As NVIDIA’s first Elite Cloud Services Provider for Compute, CoreWeave is able to leverage the latest generation of NVIDIA GPUs and enable companies like Bit192, Inc. to run incredibly compute-intensive workloads.
“NVIDIA A40 GPUs are an evolutionary leap forward in performance and multi-workload capabilities, with powerful compute and AI acceleration to meet today’s most creative challenges,” said Dave Salvator, Senior Manager in the Accelerated Computing Group at NVIDIA.
The Tensor Float 32 (TF32) precision provides up to 5X the training throughput over the previous generation to accelerate AI and data science model training without requiring any code changes, hardware support for structural sparsity doubles the throughput for inferencing and second-generation RT Cores deliver massive speedups for photorealistic rendering used in film, architectural design and product development.
AI Novelist
Bit192, Inc. has recently released a new project called AI Novelist.

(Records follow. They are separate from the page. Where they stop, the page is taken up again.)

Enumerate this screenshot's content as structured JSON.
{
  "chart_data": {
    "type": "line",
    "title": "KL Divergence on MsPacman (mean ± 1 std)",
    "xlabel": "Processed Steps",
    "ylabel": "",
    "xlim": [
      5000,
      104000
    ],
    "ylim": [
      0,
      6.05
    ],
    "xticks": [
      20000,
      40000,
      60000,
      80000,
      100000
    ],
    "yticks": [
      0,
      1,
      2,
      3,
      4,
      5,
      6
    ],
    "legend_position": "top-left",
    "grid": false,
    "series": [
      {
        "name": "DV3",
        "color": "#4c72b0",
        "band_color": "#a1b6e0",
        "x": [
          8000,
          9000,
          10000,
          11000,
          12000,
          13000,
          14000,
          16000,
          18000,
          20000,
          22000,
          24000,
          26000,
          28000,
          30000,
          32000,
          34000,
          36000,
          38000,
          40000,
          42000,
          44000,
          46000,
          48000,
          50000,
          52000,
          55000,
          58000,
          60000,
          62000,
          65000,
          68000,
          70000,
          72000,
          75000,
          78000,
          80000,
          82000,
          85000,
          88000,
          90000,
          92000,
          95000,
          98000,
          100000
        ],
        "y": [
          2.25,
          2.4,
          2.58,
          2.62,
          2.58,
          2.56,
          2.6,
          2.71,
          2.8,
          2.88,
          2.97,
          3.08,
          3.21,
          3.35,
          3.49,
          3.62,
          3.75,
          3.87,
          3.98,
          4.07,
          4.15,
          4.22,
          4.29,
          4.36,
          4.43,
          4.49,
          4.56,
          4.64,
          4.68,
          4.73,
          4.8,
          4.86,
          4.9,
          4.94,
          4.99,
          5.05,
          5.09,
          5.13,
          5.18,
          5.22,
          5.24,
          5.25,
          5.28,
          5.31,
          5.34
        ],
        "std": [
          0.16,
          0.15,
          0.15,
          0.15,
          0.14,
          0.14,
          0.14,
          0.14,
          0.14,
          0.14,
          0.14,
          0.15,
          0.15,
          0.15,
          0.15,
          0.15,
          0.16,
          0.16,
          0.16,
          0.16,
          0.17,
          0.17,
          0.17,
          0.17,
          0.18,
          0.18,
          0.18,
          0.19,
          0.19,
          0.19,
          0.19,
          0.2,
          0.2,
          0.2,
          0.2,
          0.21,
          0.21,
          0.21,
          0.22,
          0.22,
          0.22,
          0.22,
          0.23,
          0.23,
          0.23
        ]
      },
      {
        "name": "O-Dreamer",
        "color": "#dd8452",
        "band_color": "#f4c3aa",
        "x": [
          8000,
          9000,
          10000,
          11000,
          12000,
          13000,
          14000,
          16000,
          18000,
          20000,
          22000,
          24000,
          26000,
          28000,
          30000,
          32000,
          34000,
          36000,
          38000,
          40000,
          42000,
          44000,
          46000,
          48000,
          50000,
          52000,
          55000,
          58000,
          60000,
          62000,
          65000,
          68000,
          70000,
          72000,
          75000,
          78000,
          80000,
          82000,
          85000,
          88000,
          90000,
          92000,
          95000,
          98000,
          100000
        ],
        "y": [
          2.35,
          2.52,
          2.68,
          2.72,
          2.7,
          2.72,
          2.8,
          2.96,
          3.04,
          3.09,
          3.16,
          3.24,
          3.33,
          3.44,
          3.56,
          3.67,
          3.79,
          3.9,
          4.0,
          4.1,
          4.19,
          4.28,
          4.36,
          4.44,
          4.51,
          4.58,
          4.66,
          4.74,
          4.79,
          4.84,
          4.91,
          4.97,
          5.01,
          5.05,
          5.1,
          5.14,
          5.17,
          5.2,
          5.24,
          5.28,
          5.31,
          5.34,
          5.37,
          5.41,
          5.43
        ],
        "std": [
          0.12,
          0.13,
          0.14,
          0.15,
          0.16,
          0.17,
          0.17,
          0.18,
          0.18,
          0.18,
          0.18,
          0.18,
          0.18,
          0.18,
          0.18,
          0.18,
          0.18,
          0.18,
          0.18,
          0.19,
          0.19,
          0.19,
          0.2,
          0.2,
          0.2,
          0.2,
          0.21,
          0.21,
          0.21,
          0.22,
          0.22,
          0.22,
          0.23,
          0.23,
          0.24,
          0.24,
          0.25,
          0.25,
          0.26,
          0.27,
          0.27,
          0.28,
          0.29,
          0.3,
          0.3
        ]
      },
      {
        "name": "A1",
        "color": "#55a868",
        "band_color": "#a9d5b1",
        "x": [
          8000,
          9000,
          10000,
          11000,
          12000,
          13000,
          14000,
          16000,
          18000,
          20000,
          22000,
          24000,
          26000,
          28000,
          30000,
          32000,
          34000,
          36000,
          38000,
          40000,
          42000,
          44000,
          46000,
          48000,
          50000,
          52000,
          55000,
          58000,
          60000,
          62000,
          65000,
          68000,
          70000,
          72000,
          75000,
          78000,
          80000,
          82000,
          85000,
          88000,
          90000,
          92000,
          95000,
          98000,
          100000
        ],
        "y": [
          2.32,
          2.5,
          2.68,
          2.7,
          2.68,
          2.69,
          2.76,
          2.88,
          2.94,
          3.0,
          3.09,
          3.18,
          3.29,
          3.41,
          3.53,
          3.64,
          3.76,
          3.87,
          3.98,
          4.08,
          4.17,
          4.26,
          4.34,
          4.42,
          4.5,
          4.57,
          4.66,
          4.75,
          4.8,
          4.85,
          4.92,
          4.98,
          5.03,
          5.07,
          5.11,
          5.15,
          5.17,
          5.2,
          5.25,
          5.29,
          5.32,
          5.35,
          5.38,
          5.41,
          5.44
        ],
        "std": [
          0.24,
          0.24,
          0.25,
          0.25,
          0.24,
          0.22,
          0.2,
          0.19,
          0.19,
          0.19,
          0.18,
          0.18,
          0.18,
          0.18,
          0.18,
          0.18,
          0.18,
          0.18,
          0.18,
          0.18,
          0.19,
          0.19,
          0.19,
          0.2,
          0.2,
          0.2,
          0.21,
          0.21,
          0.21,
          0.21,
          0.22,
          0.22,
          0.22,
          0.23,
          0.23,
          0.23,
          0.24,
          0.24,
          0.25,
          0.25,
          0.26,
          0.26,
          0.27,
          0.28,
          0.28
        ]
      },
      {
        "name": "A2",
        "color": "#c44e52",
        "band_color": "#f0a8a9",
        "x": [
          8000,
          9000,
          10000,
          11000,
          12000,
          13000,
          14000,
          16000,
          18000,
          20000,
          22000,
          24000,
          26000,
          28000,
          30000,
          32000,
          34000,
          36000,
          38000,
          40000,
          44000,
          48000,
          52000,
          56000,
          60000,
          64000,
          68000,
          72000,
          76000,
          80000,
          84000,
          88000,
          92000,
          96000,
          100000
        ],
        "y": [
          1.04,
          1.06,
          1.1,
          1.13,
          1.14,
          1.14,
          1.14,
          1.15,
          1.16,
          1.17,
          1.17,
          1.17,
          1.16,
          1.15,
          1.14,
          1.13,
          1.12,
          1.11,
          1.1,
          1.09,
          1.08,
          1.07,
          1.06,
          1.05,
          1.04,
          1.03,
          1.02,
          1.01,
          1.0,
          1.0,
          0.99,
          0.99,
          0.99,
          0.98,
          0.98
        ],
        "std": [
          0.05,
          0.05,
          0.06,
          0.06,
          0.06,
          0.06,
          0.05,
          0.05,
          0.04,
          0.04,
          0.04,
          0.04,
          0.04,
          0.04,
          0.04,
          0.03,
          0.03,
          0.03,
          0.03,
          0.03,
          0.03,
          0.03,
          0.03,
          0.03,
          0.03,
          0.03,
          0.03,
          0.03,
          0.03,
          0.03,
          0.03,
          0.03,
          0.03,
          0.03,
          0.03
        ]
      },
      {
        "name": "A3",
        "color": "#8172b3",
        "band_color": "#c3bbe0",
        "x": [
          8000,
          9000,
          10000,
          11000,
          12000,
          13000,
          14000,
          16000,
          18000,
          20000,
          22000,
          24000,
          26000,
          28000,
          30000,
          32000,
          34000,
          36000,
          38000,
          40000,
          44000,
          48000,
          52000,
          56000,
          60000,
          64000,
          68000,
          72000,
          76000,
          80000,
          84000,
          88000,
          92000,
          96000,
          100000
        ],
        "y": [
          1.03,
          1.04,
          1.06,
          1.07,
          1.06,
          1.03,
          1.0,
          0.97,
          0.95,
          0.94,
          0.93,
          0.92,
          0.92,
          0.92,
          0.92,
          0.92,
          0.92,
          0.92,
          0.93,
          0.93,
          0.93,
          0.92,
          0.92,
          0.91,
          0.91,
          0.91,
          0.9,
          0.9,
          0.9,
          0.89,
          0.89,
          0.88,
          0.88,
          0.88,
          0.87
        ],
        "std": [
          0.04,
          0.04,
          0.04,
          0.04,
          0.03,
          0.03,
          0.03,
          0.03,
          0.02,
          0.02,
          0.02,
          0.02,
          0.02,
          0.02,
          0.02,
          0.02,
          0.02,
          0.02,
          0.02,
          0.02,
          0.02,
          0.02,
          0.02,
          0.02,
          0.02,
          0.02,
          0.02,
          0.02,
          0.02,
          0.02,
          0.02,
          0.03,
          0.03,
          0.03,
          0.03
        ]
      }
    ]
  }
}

Originally invented as a chatbot engine for the new game Starbirth, Yasu wondered if the AI powered engine might also act as a writing assistant as he and his team worked to develop the Starbirth plot.
The engine was a huge help and Yasu decided to share the engine with a handful of friends, who also found it incredibly helpful for sparking creativity across various projects. Based on the stellar feedback, Yasu and Bit192, Inc. released the engine under the name AI Novelist.
Professional writers and editors across Japan currently use the service, as do streamers and casual users who use AI Novelist to help create everything from stories about their interests to fresh haikus.
“I demoed the service for my grandmom – who is in her 90’s – and when I showed her that AI Novelist can generate a haiku, she was excited, which made me feel incredibly fulfilled.” – Yasu Seno, CEO Bit192, Inc.
The Future
Yasu and Bit192, Inc. see a developing consumer-grade AI market, which, they believe, in a few years will be massive. They are hoping to spark a community-driven supernova of AI innovation in Japan and beyond.
Bit192, Inc. is working hard to put high-end AI in the hands of consumers and working professionals in a variety of fields, including gaming and interactive storytelling.
Eventually, Yasu believes that innovations shared and built in-community by AI companies and enthusiastic consumers will create huge opportunities.
Japanese NLP is still in its infancy and Yasu believes exciting changes are on the horizon, including a consumer-grade AI that might one day fit into smartphones and home computers, adapted and fine-tuned to each user’s preferences.
As AI continues to grow and expand across Japan, CoreWeave and Bit192, Inc. will be there to keep pushing the boundaries of what is possible.